A storm of opposition is brewing against a proposed Western Plains wind farm, with more than 100 people gathering on a nearby beach to show their concern.

Wind farm developer Epuron has proposed up to 12 wind turbines for a property north-west of Stanley.

Residents said they were concerned the renewable energy project would be a risk to tourism, create noise and was too close to town.

Ship Inn Stanley owner Kerry Houston said the risk was "too great" to the town considered the "jewel in the North-West's crown".

"We get over 100,000 visitors a year who come and stay in Stanley, and then they go out and disperse into the wider North-West area," Mrs Houston said.

"If we lose that, we're going to lose it for the whole of the North-West.

"Just because it's renewable doesn't mean you can put it on this iconic Tasmanian destinations. You wouldn't put it on the neck at Bruny (Island) or the Cataract Gorge, and this is the North-West's jewel in the crown."

Stanley resident Jonathan Smith said the detriments of the wind farm project had to be talked about, and that these were not as measurable as Epuron say the benefits are.

"The biggest detriment, it's unmeasurable because they can't place a value on it. And the detriment is to the landscape, to the historic value of the town," Mr Smith said.

Stanley resident Kristen Smith said if built, Stanley would be the closest town in Tasmania to a wind farm.

"So a lot of residents, they're not going to be able to sleep at night. We are worried about our property values going down, because if you can't sleep somewhere, why live there?" Mrs Smith said.

"We don't want to feel dwarfed by these massive industrial things.

"If somebody said 'let's build 12 skyscrapers out there', they'd be absolutely howls of derision.

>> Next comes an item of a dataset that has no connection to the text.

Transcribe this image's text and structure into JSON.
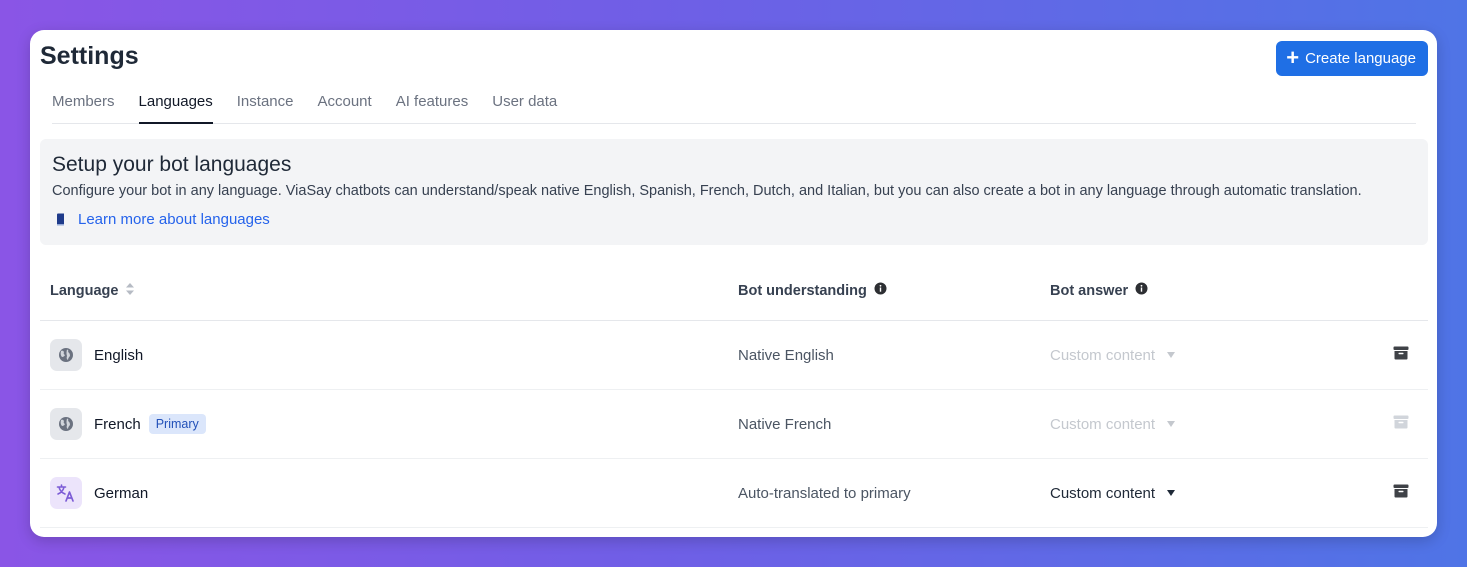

I just can't see how this is any different just because it's badged as renewables."

Mr Smith said the show of community support on Friday in opposition of the development had been on short notice.

"These are people with strong relationships to landowners, yet they have gone 'no, this is too important'.

"That's a really powerful thing for them to do and a difficult thing for them to do really."

Stanley resident Melinda Dwyer said the risks to wellbeing "as a community are phenomenal and they cannot be offset".

Epuron project manager Sandra Weinhold said under the Environmental Impact Statement, the project was required to have a landscape and visual impact assessment, in addition to a technical noise assessment.

"The project is at least 4 kilometres from the majority of Stanley and the topography will obstruct visibility of the wind farm from most of the town," Ms Weinhold said.

She said three residences were within three kilometres, but the majority were more than four kilometres from the turbines.

Ms Weinhold said an information session at Stanley Town Hall on June 22 would provide further detail into the project, including photomontages and predicted noise modelling.